1. What They Are
- Benchmarks in forecasting are simple, well-understood methods that serve as a baseline standard of performance.
- Any advanced forecasting method (ARIMA, Prophet, LSTM, Transformer) should outperform these benchmarks; if not, it’s not useful.
2. Common Forecasting Benchmarks
Naïve Method (Random Walk)
$\hat{y}_{t+1} = y_t$
- Forecast = last observed value.
- Surprisingly competitive, especially in finance (stock prices).
Seasonal Naïve Method
$\hat{y}_{t+h} = y_{t+h-m}$
- Forecast = value from the same season last cycle (e.g., last year’s same month).
- Works well for strongly seasonal data (retail, energy, tourism).
Mean Method
$\hat{y}_{t+1} = \bar{y}$
- Forecast = average of all past observations.
- Best when series is stationary with no trend/seasonality.
Drift Method (Trend Naïve)
$\hat{y}_{t+h} = y_t + h \cdot \frac{y_t – y_1}{t-1}$
- Extends a line from the first to the last observation into the future.
- Captures simple linear trend.
Exponential Smoothing (Simple, Holt, Holt-Winters)
- Weighted averages of past data with stronger weight on recent values.
- Still considered a benchmark in competitions (ETS family).
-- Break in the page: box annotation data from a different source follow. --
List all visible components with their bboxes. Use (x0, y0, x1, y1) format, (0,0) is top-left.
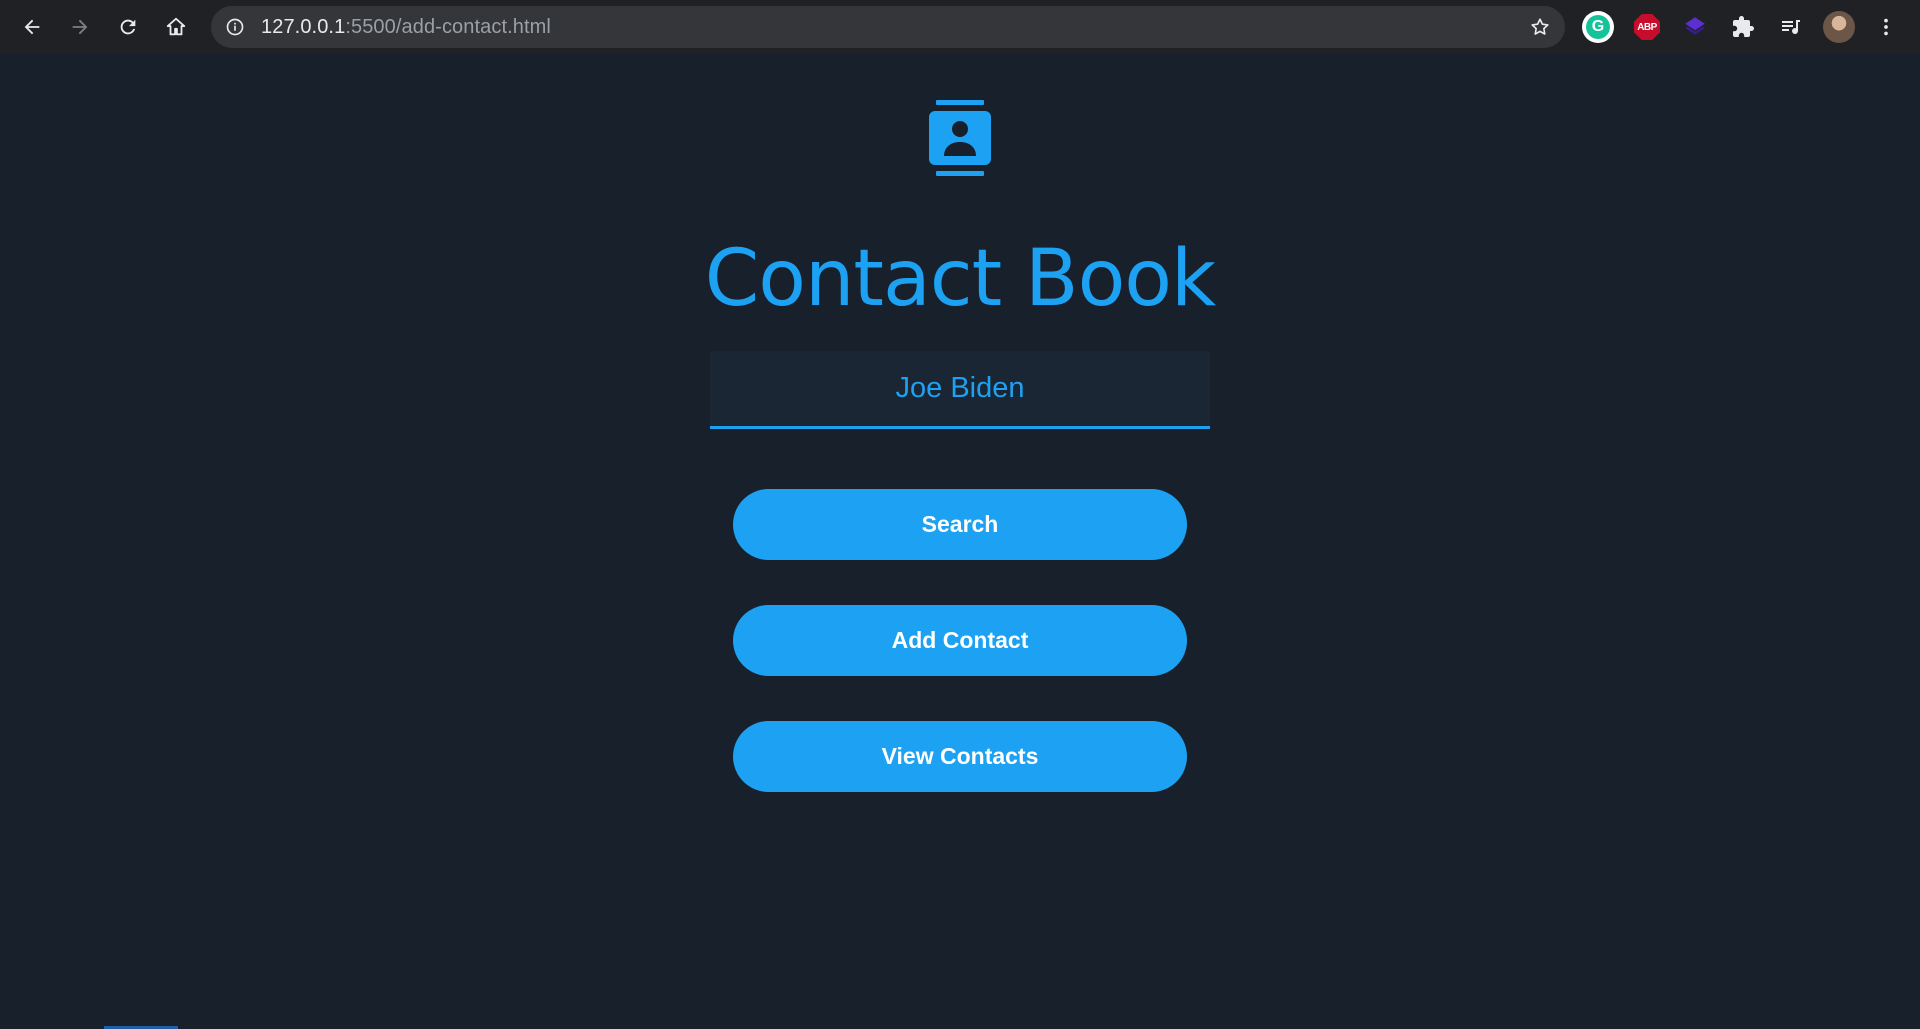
url-host: 127.0.0.1 (261, 16, 346, 38)
abp-label: ABP (1634, 14, 1660, 40)
back-arrow-icon[interactable] (14, 9, 50, 45)
search-button[interactable]: Search (733, 489, 1187, 560)
forward-arrow-icon[interactable] (62, 9, 98, 45)
site-info-icon[interactable] (225, 17, 245, 37)
view-contacts-button[interactable]: View Contacts (733, 721, 1187, 792)
bookmark-star-icon[interactable] (1529, 16, 1551, 38)
reload-icon[interactable] (110, 9, 146, 45)
browser-toolbar: 127.0.0.1:5500/add-contact.html G ABP (0, 0, 1920, 54)
purple-layers-icon[interactable] (1679, 11, 1711, 43)
address-bar[interactable]: 127.0.0.1:5500/add-contact.html (211, 6, 1565, 48)
search-input[interactable] (710, 351, 1210, 429)
media-queue-icon[interactable] (1775, 11, 1807, 43)
page-content: Contact Book Search Add Contact View Con… (0, 54, 1920, 1029)
puzzle-extensions-icon[interactable] (1727, 11, 1759, 43)
grammarly-icon[interactable]: G (1582, 11, 1614, 43)
url-path: :5500/add-contact.html (345, 16, 551, 38)
url-text[interactable]: 127.0.0.1:5500/add-contact.html (261, 6, 551, 48)
home-icon[interactable] (158, 9, 194, 45)
add-contact-button[interactable]: Add Contact (733, 605, 1187, 676)
adblock-plus-icon[interactable]: ABP (1631, 11, 1663, 43)
contact-book-icon (929, 100, 991, 176)
page-title: Contact Book (704, 234, 1216, 324)
grammarly-letter: G (1586, 15, 1610, 39)
more-menu-icon[interactable] (1868, 9, 1904, 45)
profile-avatar[interactable] (1823, 11, 1855, 43)
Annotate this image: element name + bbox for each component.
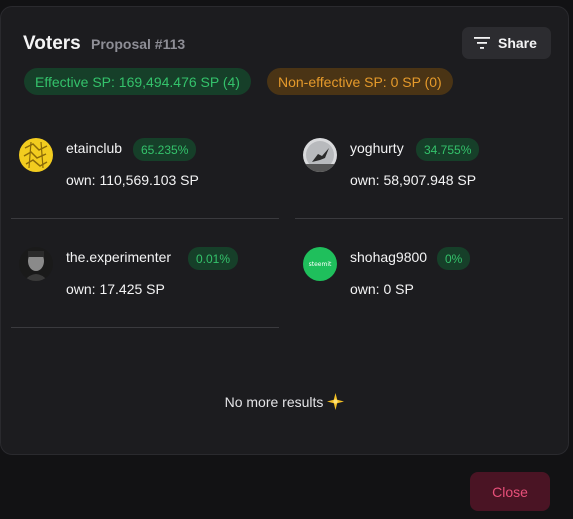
voter-card: etainclub 65.235% own: 110,569.103 SP xyxy=(11,114,279,219)
avatar[interactable] xyxy=(19,138,53,172)
voter-name[interactable]: shohag9800 xyxy=(350,249,427,265)
voter-card: steemit shohag9800 0% own: 0 SP xyxy=(295,223,563,328)
vote-percent-badge: 0.01% xyxy=(188,247,239,270)
effective-sp-badge: Effective SP: 169,494.476 SP (4) xyxy=(24,68,251,95)
share-label: Share xyxy=(498,35,537,51)
voter-name[interactable]: yoghurty xyxy=(350,140,404,156)
voter-name[interactable]: the.experimenter xyxy=(66,249,171,265)
share-button[interactable]: Share xyxy=(462,27,551,59)
no-more-results-text: No more results xyxy=(224,394,324,410)
voter-card: yoghurty 34.755% own: 58,907.948 SP xyxy=(295,114,563,219)
own-sp: own: 0 SP xyxy=(350,281,414,297)
voter-name[interactable]: etainclub xyxy=(66,140,122,156)
avatar[interactable] xyxy=(303,138,337,172)
sparkle-icon xyxy=(327,393,345,413)
filter-icon xyxy=(474,37,490,49)
voter-card: the.experimenter 0.01% own: 17.425 SP xyxy=(11,223,279,328)
own-sp: own: 110,569.103 SP xyxy=(66,172,199,188)
avatar[interactable] xyxy=(19,247,53,281)
own-sp: own: 17.425 SP xyxy=(66,281,165,297)
vote-percent-badge: 65.235% xyxy=(133,138,197,161)
steemit-logo: steemit xyxy=(308,260,332,268)
close-button[interactable]: Close xyxy=(470,472,550,511)
modal-title: Voters xyxy=(23,33,81,54)
divider xyxy=(11,327,279,328)
proposal-id: Proposal #113 xyxy=(91,36,186,52)
divider xyxy=(11,218,279,219)
own-sp: own: 58,907.948 SP xyxy=(350,172,477,188)
avatar[interactable]: steemit xyxy=(303,247,337,281)
non-effective-sp-badge: Non-effective SP: 0 SP (0) xyxy=(267,68,453,95)
voters-modal: Voters Proposal #113 Share Effective SP:… xyxy=(0,6,569,455)
divider xyxy=(295,218,563,219)
vote-percent-badge: 34.755% xyxy=(416,138,480,161)
no-more-results: No more results xyxy=(1,393,568,413)
vote-percent-badge: 0% xyxy=(437,247,471,270)
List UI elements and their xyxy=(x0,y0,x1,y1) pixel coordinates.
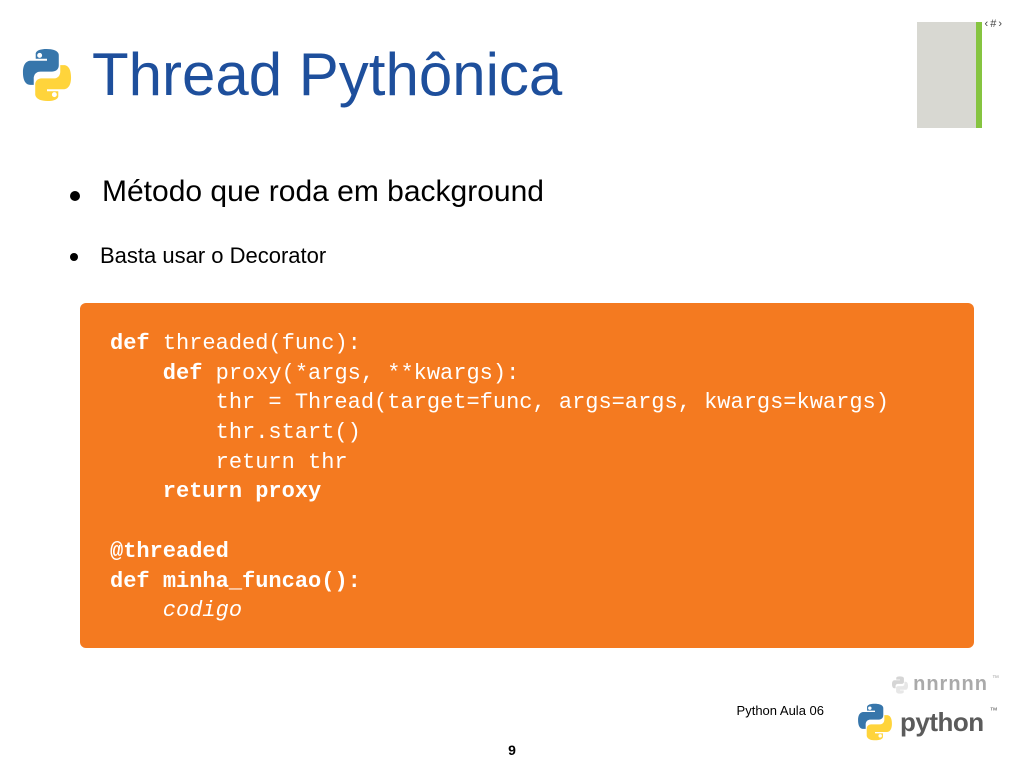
bullet-dot-icon xyxy=(70,191,80,201)
code-block: def threaded(func): def proxy(*args, **k… xyxy=(80,303,974,648)
bullet-text: Basta usar o Decorator xyxy=(100,243,326,269)
code-line: return proxy xyxy=(110,477,944,507)
code-line: def proxy(*args, **kwargs): xyxy=(110,359,944,389)
code-line: def minha_funcao(): xyxy=(110,567,944,597)
python-logo-icon xyxy=(20,48,74,102)
code-line xyxy=(110,507,944,537)
slide-header: Thread Pythônica xyxy=(20,40,562,109)
code-line: return thr xyxy=(110,448,944,478)
code-line: def threaded(func): xyxy=(110,329,944,359)
footer-course: Python Aula 06 xyxy=(737,703,824,718)
bullet-item: Método que roda em background xyxy=(70,175,984,209)
top-accent-block xyxy=(917,22,982,128)
python-logo-faded: nnrnnn ™ xyxy=(891,673,1000,696)
code-line: @threaded xyxy=(110,537,944,567)
code-line: thr.start() xyxy=(110,418,944,448)
page-title: Thread Pythônica xyxy=(92,40,562,109)
python-logo-footer: python ™ xyxy=(856,700,1006,744)
bullet-text: Método que roda em background xyxy=(102,175,544,209)
slide-content: Método que roda em background Basta usar… xyxy=(70,175,984,648)
python-logo-tm: ™ xyxy=(990,706,998,715)
code-line: codigo xyxy=(110,596,944,626)
page-number: 9 xyxy=(508,742,516,758)
bullet-dot-icon xyxy=(70,253,78,261)
code-line: thr = Thread(target=func, args=args, kwa… xyxy=(110,388,944,418)
python-logo-text: python xyxy=(900,707,984,738)
page-marker: ‹#› xyxy=(985,18,1004,30)
bullet-item: Basta usar o Decorator xyxy=(70,243,984,269)
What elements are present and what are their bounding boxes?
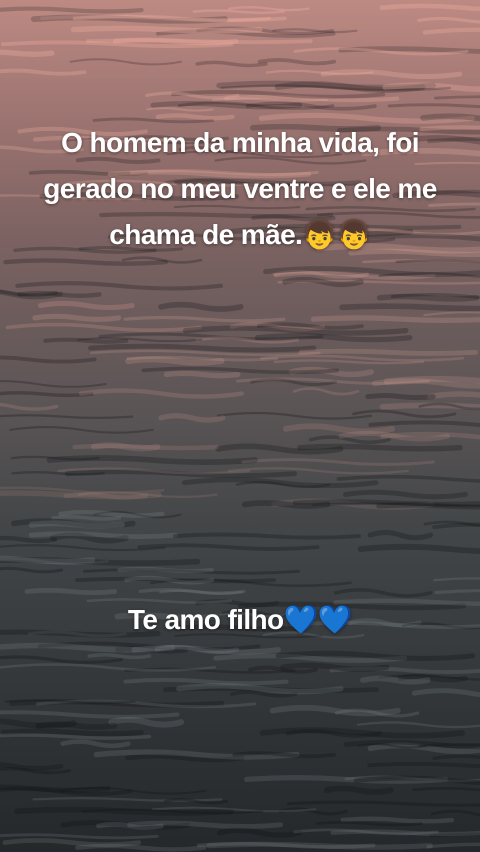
story-caption-top: O homem da minha vida, foi gerado no meu… [0,120,480,258]
water-ripple [241,500,331,509]
water-ripple [280,662,390,672]
water-ripple [339,303,480,312]
water-ripple [24,587,118,596]
water-ripple [430,809,480,817]
water-ripple [0,655,123,664]
water-ripple [32,313,122,322]
water-ripple [412,786,480,792]
water-ripple [376,293,480,302]
water-ripple [87,652,152,660]
water-ripple [367,761,480,769]
water-ripple [367,529,434,541]
water-ripple [155,113,235,121]
water-ripple [0,555,96,565]
water-ripple [411,688,480,698]
water-ripple [330,829,480,837]
water-ripple [432,522,480,530]
water-ripple [91,442,161,452]
caption-line-1: O homem da minha vida, foi [61,127,419,158]
water-ripple [433,577,480,582]
water-ripple [138,588,246,595]
water-ripple [357,543,480,554]
water-ripple [117,566,214,574]
water-ripple [426,842,480,849]
water-ripple [286,800,480,807]
water-ripple [0,49,55,57]
water-ripple [356,721,480,729]
caption-line-3: chama de mãe.👦👦 [109,219,371,250]
water-ripple [340,816,454,824]
water-ripple [310,315,480,324]
water-ripple [163,370,241,379]
water-ripple [298,348,479,356]
water-ripple [216,827,303,838]
water-ripple [0,710,180,719]
story-caption-bottom: Te amo filho💙💙 [127,604,353,635]
water-ripple [334,588,433,598]
water-ripple [28,520,125,529]
water-ripple [60,739,131,749]
water-ripple [365,393,436,401]
water-ripple [434,588,480,595]
water-ripple [0,535,58,544]
water-ripple [108,716,185,728]
water-ripple [376,502,480,510]
water-ripple [137,543,320,551]
water-ripple [323,785,394,795]
water-ripple [35,721,118,730]
story-frame[interactable]: O homem da minha vida, foi gerado no meu… [0,0,480,852]
water-ripple [172,532,361,540]
water-ripple [432,754,480,761]
water-ripple [51,515,122,521]
water-ripple [297,443,463,452]
water-ripple [2,838,142,848]
water-ripple [86,38,313,45]
water-ripple [125,356,225,366]
water-ripple [0,663,217,672]
caption-line-2: gerado no meu ventre e ele me [43,173,437,204]
water-ripple [28,531,178,540]
water-ripple [0,566,64,574]
water-ripple [123,677,289,686]
water-ripple [360,675,431,685]
water-ripple [70,25,263,34]
water-ripple [124,575,215,585]
water-ripple [0,833,159,840]
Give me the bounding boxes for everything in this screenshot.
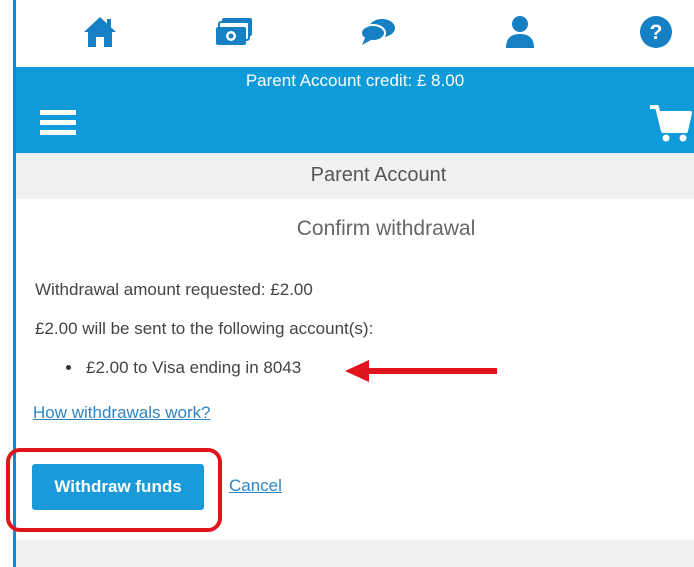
chat-icon[interactable] — [358, 12, 398, 52]
list-bullet — [66, 365, 71, 370]
svg-text:?: ? — [650, 21, 663, 44]
credit-text: Parent Account credit: £ 8.00 — [245, 71, 465, 90]
top-icon-bar: ? — [16, 0, 694, 67]
cancel-link[interactable]: Cancel — [229, 476, 282, 496]
section-title: Parent Account — [310, 164, 447, 186]
cart-icon[interactable] — [648, 101, 692, 145]
help-icon[interactable]: ? — [636, 12, 676, 52]
sent-text: £2.00 will be sent to the following acco… — [35, 319, 374, 338]
home-icon[interactable] — [80, 12, 120, 52]
withdraw-funds-button[interactable]: Withdraw funds — [32, 464, 204, 510]
how-withdrawals-work-link[interactable]: How withdrawals work? — [33, 403, 211, 423]
hamburger-icon[interactable] — [38, 107, 78, 139]
red-arrow-annotation — [345, 360, 497, 382]
amount-text: Withdrawal amount requested: £2.00 — [35, 280, 313, 299]
page-title: Confirm withdrawal — [296, 217, 476, 240]
credit-header: Parent Account credit: £ 8.00 — [16, 67, 694, 153]
account-item: £2.00 to Visa ending in 8043 — [86, 358, 302, 377]
user-icon[interactable] — [500, 12, 540, 52]
money-icon[interactable] — [214, 12, 254, 52]
footer-bar — [16, 540, 694, 567]
section-header: Parent Account — [16, 153, 694, 199]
3. Benchmarks in Competitions
- M-Competitions (M1–M5): Always compare advanced models against simple baselines (Naïve, Seasonal Naïve, Exponential Smoothing).
- Findings: Naïve and exponential smoothing methods often perform surprisingly well.
4. Metrics Used for Benchmarking
- MAE (Mean Absolute Error), RMSE (Root Mean Squared Error)
- MAPE (Mean Absolute Percentage Error)
- MASE (Mean Absolute Scaled Error): explicitly scales error relative to the naïve forecast → $MASE = \frac{\text{MAE(model)}}{\text{MAE(naïve)}}$ If MASE < 1 → model beats the naïve benchmark.
5. Why Benchmarks Matter
- They provide a sanity check.
- Prevent researchers from overclaiming improvement.
- Show whether added complexity is worth it.
Summary:
Forecasting benchmarks are simple, transparent methods like naïve, seasonal naïve, mean, and drift that serve as minimum performance standards. Competitions like the M-series showed that even simple benchmarks can be strong, which is why advanced models must always be evaluated against them using error metrics (MAE, RMSE, MASE, etc.).